Lot n° 64

COCTEAU JEAN (1889-1963). MANUSCRIT autographe signé «Jean Cocteau», Un Conte vrai, [1954] ; 4 …

Estimation : 1 000 - 1 200 EUR
Adjudication : Invendu
Description
COCTEAU JEAN (1889-1963). MANUSCRIT autographe signé «Jean Cocteau», Un Conte vrai, [1954] ; 4 pages in-4 au stylo-bille bleu avec ratures et corrections.
Ce conte bref a paru en janvier 1955 dans le magazine Amis des bêtes, précédé du chapeau «Un conte vrai, inédit de Jean Cocteau». Il a été intégré dans le troisième tome du journal de Cocteau, Le Passé défini, et repris dans l'édition de la Pléiade des OEuvres romanesques complètes sous le titre La Chatte de M. X.

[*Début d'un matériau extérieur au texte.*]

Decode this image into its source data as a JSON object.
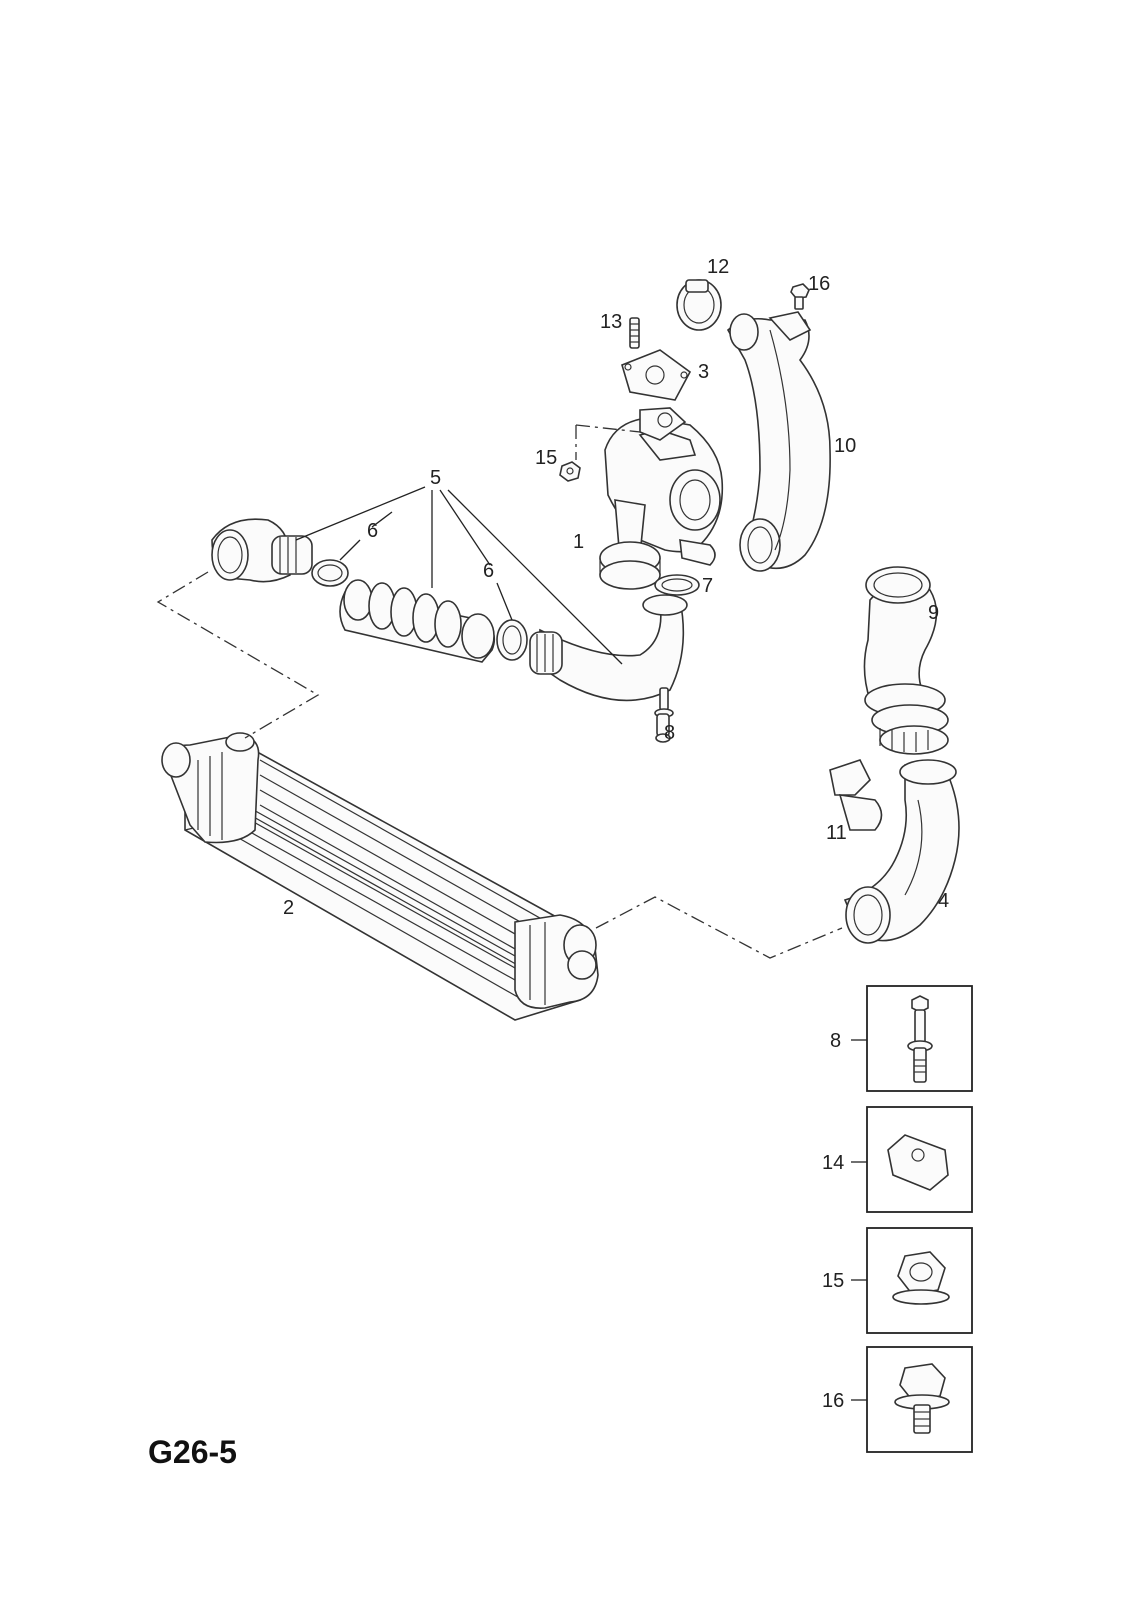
{
  "diagram_code": "G26-5",
  "callouts": {
    "c1": "1",
    "c2": "2",
    "c3": "3",
    "c4": "4",
    "c5": "5",
    "c6a": "6",
    "c6b": "6",
    "c7": "7",
    "c8": "8",
    "c9": "9",
    "c10": "10",
    "c11": "11",
    "c12": "12",
    "c13": "13",
    "c15": "15",
    "c16": "16"
  },
  "detail_boxes": {
    "b8": "8",
    "b14": "14",
    "b15": "15",
    "b16": "16"
  }
}
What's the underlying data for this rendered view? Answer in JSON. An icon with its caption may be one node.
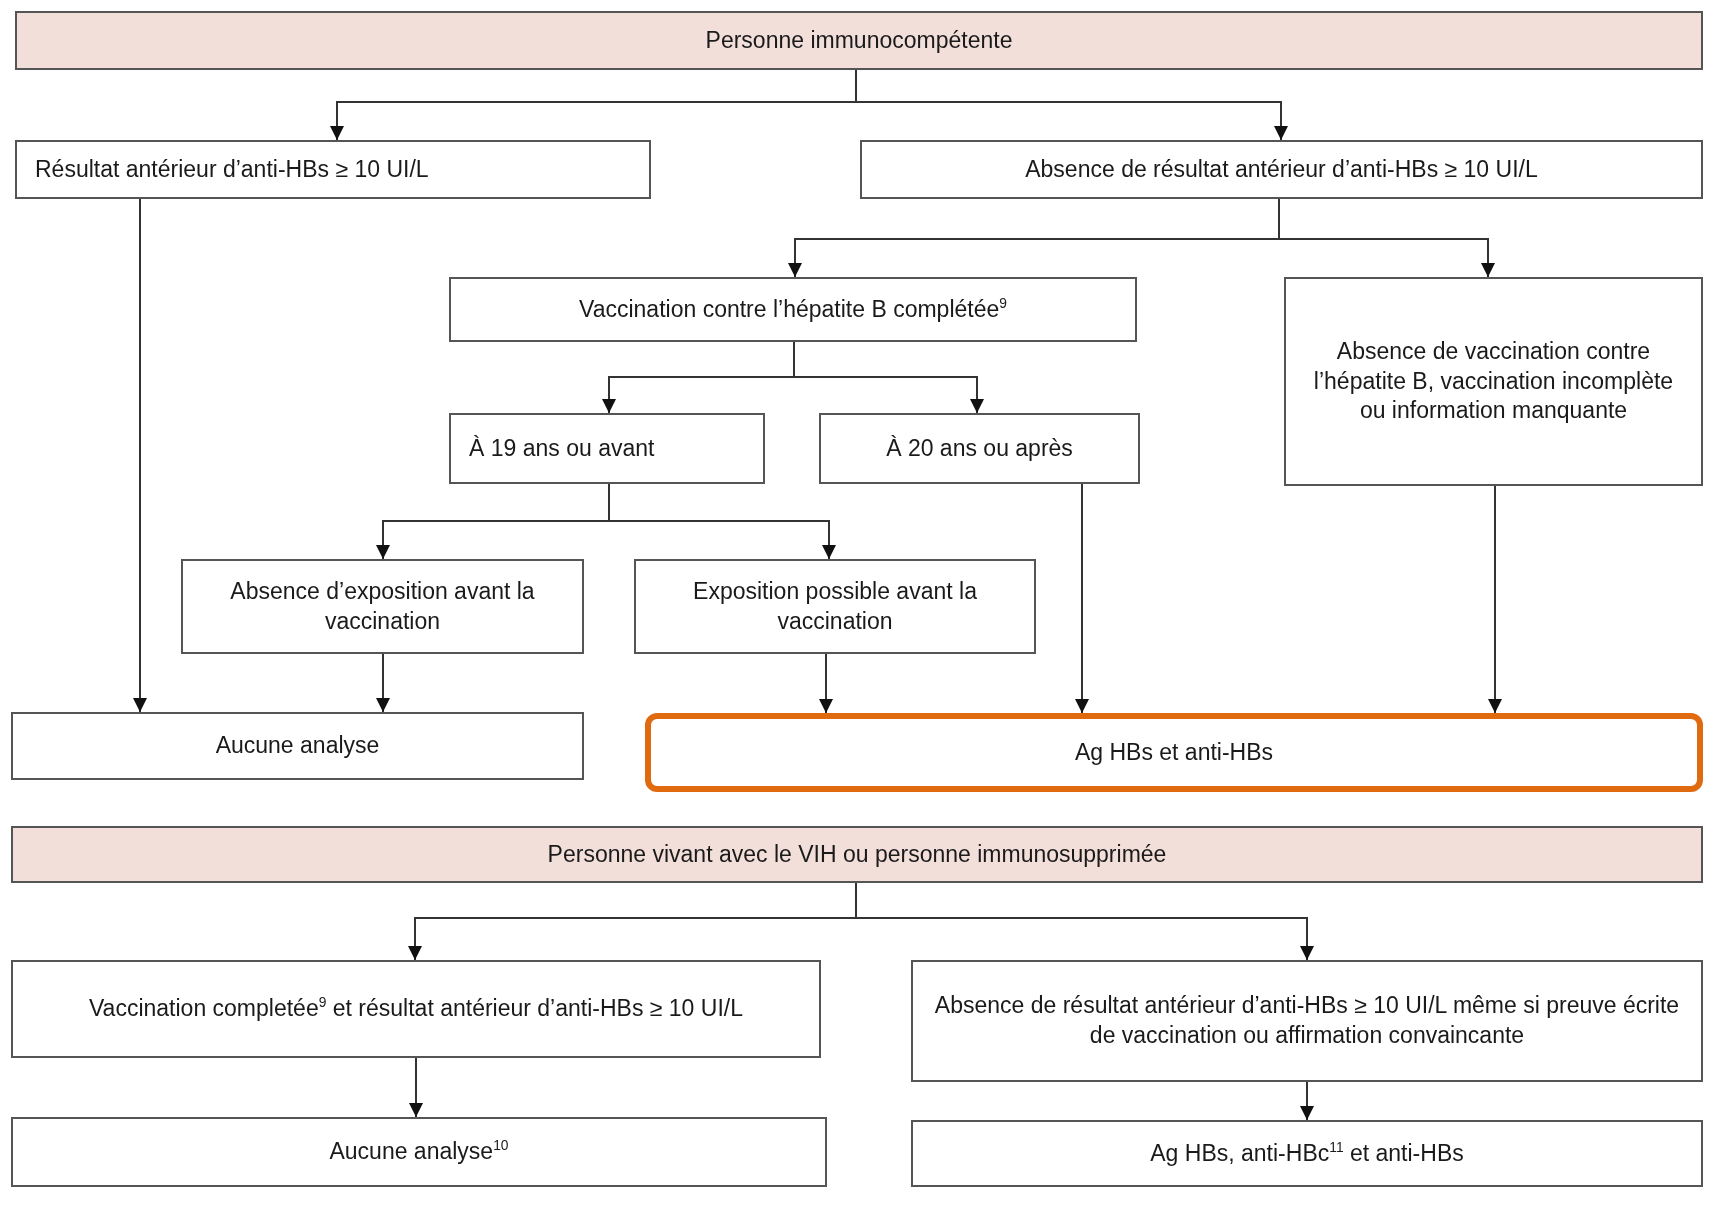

Bien que s'adressant au large public des «Amis de bêtes», Cocteau ne verse pourtant pas un instant dans la mièvrerie, et s'amuse à prendre ses lecteurs à rebrousse-poil : «Il est juste, malgré le désir que j'avais d'écrire quelque texte aimable, que je note cette histoire pour les amis des bêtes et qu'une fois de plus elle leur prouve la terrible violence qui se cache sous les fourrures les plus douces».Le conte relate l'aventure de M. X., un homme sans histoire qui mène une vie tranquille et solitaire en compagnie de son adorable chatte, «ni siamoise, ni persane, ni rien d'autre apte à obtenir une médaille sauf si le tribunal estime que la grâce, la propreté, la décence, la patte de velours méritent de l'emporter sur les certificats de haute noblesse ». Celle-ci est sa seule compagnie, son seul amour... «M. X. était fou de sa chatte et la chatte semblait lui rendre son amour, ne le quittant jamais, dormant près de son oreiller, ne mangeant que s'il avait préparé sa nourriture et ronronnant du matin au soir sur son épaule». M. X ayant reçu une dépêche lui annonçant la mort d'un parent, il explique à sa chatte qu'il doit l'abandonner quelques jours. Voici le spectacle que les voisins découvriront peu après : «M. X. était couché dans son lit, la chatte accrochée à sa gorge. Cette gorge ouverte, labourée par les griffes ruisselait encore de sang. Les mains de l'homme n'avaient même pas cherché à le défendre. Elles pendaient sur les linges. Nul n'aurait osé approcher la touffe monstrueuse qui, on en était sûr, mourrait sur sa victime, ne bougerait plus de là. Et ce qui rendait le spectacle insupportable c'était la certitude que la chatte jalouse avait joué une scène de charme et avait laissé l'infidèle [se] mettre au lit».
Provenance : Carole WEISWEILLER.
On joint un MANUSCRIT autographe signé «Jean», [1954] ; 1 page et demie grand in-fol. à l'encre noire, sur deux feuillets, signé au dos du 1er feuillet, avec cette indication au verso du 2e feuillet : «Pour le disque».
Réflexions sur l'inspiration poétique. Texte destiné à accompagner la sortie du disque vinyle 25 cm Poèmes de Jean Cocteau dits par l'auteur, édité par Pathé-Marconi en 1954. Cocteau y lisait plusieurs de ses oeuvres, dont L'Ange Heurtebise, un poème sur Manolete et des extraits de son théâtre. «Il ne suffit pas d'avoir une idée. Encore faut-il que cette idée nous aie - nous occupe - nous hante - nous devienne insupportable et encombrante pour que nous l'expulsions et qu'elle se mettre à vivre d'une existence qui lui soit propre». Le rôle du poète est «d'ordre moral [...] Écrire, en ce qui concerne le poète, c'est changer de la nuit en lumière. C'est en quelque sorte mettre de la nuit en plein jour. Rien n'est plus complexe ni plus mystérieux que ce travail. [...] Somme toute notre métier (et PICASSO me disait : Le métier c'est ce qui ne s'apprend pas) notre métier est un métier d'archéologue. Puisqu'il ne faudrait pas dire inspiration mais expiration - que nos oeuvres préexistent et que notre entreprise est de fouiller notre âme». Le cinématographe et le disque, par leur grand tirage, multiplient pour le poète «les chances de toucher quelques personnes que le poète ne rencontrait pas jadis ou rencontrait à la longue et après sa mort. La lutte que mène le poète de son vivant est un paradoxe car il est posthume. La France a toujours tué ses poètes. La liste est longue de ses victimes. Et c'est une bonne chose.
Un poète doit mourir plusieurs fois avant de vivre»... Etc.